The second part presents Mettinger’s theoretical tenets, especially his epistemological stance. Kant’s distinction between the world of empirical phenomena and the transcendent world is found still valid. God himself is not a topic for the scholar of religion. Human belief in God, however, manifests itself in texts, rites, and iconography, and these are empirical data. Karl Popper is embraced for his stress on falsifiability as a basic criterion for sound scholarship and also for his view of the research process as a series of «conjectures and refutations». Mettinger also places himself in the tradition of the sociology of knowledge, stressing the social basis of the production of metaphor, even of metaphors of the divine.
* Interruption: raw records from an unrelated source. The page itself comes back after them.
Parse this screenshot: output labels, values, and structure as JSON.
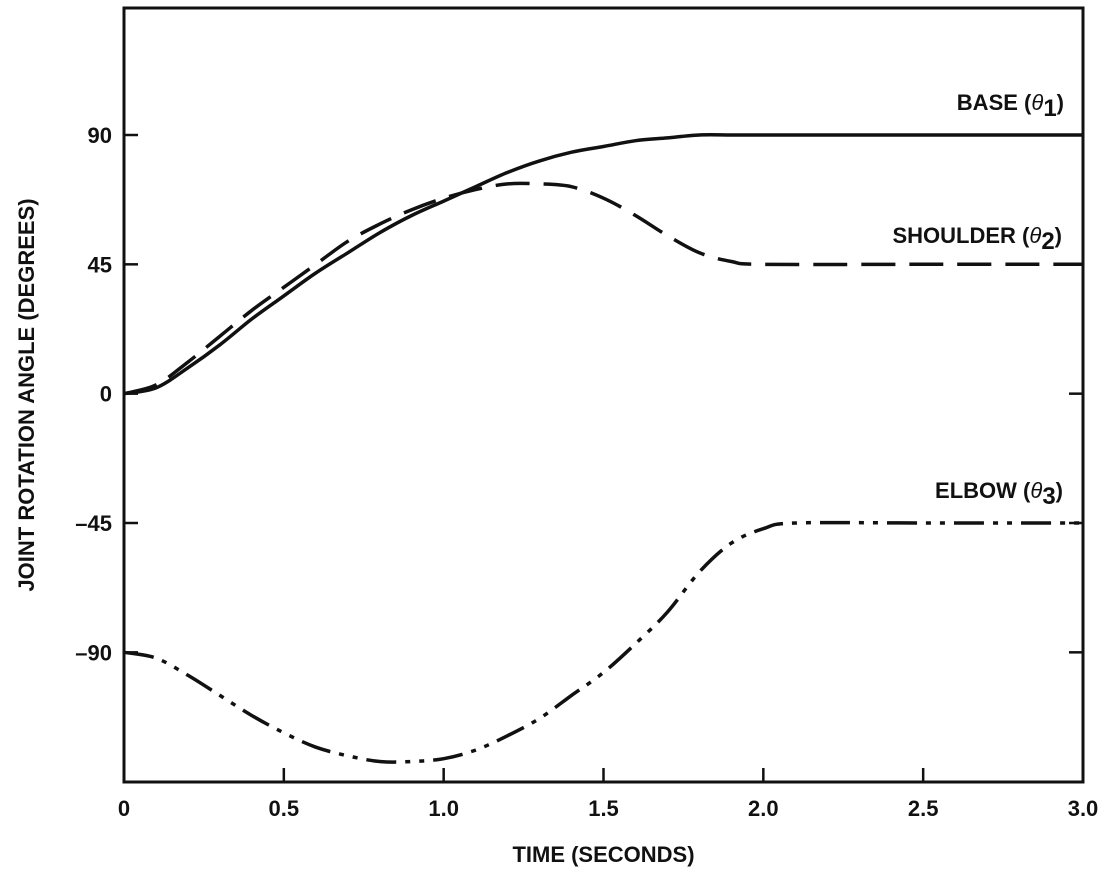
{
  "chart_data": {
    "type": "line",
    "title": "",
    "xlabel": "TIME (SECONDS)",
    "ylabel": "JOINT ROTATION ANGLE (DEGREES)",
    "xlim": [
      0,
      3.0
    ],
    "ylim": [
      -135,
      135
    ],
    "x_ticks": [
      {
        "value": 0,
        "label": "0"
      },
      {
        "value": 0.5,
        "label": "0.5"
      },
      {
        "value": 1.0,
        "label": "1.0"
      },
      {
        "value": 1.5,
        "label": "1.5"
      },
      {
        "value": 2.0,
        "label": "2.0"
      },
      {
        "value": 2.5,
        "label": "2.5"
      },
      {
        "value": 3.0,
        "label": "3.0"
      }
    ],
    "y_ticks": [
      {
        "value": 90,
        "label": "90"
      },
      {
        "value": 45,
        "label": "45"
      },
      {
        "value": 0,
        "label": "0"
      },
      {
        "value": -45,
        "label": "–45"
      },
      {
        "value": -90,
        "label": "–90"
      }
    ],
    "grid": false,
    "legend": "none",
    "series": [
      {
        "name": "BASE",
        "symbol": "θ",
        "subscript": "1",
        "line_style": "solid",
        "color": "#111111",
        "x": [
          0,
          0.1,
          0.2,
          0.3,
          0.4,
          0.5,
          0.6,
          0.7,
          0.8,
          0.9,
          1.0,
          1.1,
          1.2,
          1.3,
          1.4,
          1.5,
          1.6,
          1.7,
          1.8,
          1.9,
          2.0,
          2.5,
          3.0
        ],
        "y": [
          0,
          2,
          9,
          17,
          26,
          34,
          42,
          49,
          56,
          62,
          67,
          72,
          77,
          81,
          84,
          86,
          88,
          89,
          90,
          90,
          90,
          90,
          90
        ]
      },
      {
        "name": "SHOULDER",
        "symbol": "θ",
        "subscript": "2",
        "line_style": "dashed",
        "color": "#111111",
        "x": [
          0,
          0.1,
          0.2,
          0.3,
          0.4,
          0.5,
          0.6,
          0.7,
          0.8,
          0.9,
          1.0,
          1.1,
          1.2,
          1.3,
          1.4,
          1.5,
          1.6,
          1.7,
          1.8,
          1.9,
          2.0,
          2.5,
          3.0
        ],
        "y": [
          0,
          3,
          11,
          20,
          29,
          37,
          45,
          53,
          59,
          64,
          68,
          71,
          73,
          73,
          72,
          68,
          62,
          55,
          49,
          46,
          45,
          45,
          45
        ]
      },
      {
        "name": "ELBOW",
        "symbol": "θ",
        "subscript": "3",
        "line_style": "dash-dot-dot",
        "color": "#111111",
        "x": [
          0,
          0.1,
          0.2,
          0.3,
          0.4,
          0.5,
          0.6,
          0.7,
          0.8,
          0.9,
          1.0,
          1.1,
          1.2,
          1.3,
          1.4,
          1.5,
          1.6,
          1.7,
          1.8,
          1.9,
          2.0,
          2.1,
          2.5,
          3.0
        ],
        "y": [
          -90,
          -92,
          -98,
          -105,
          -112,
          -118,
          -123,
          -126,
          -128,
          -128,
          -127,
          -124,
          -119,
          -113,
          -105,
          -97,
          -87,
          -76,
          -62,
          -52,
          -47,
          -45,
          -45,
          -45
        ]
      }
    ]
  }
}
He also points out his reluctancy towards some of the tenets of postmodernism.
The third part deals with his youth, studies, and research up to 1978 when he took over the chair at Lund University. He sketches his valuable experience of growing up in a home where Pentecostal faith was conducive to a strong interest in the Bible and its world. In highschool, his teacher of religion and philosophy was Ernst Percy, an outstanding New Testament scholar who was out-manouvred in competitions for university chairs a number of times. Mettinger also comments on the reception of his unorthodox study of the so called Servant Songs.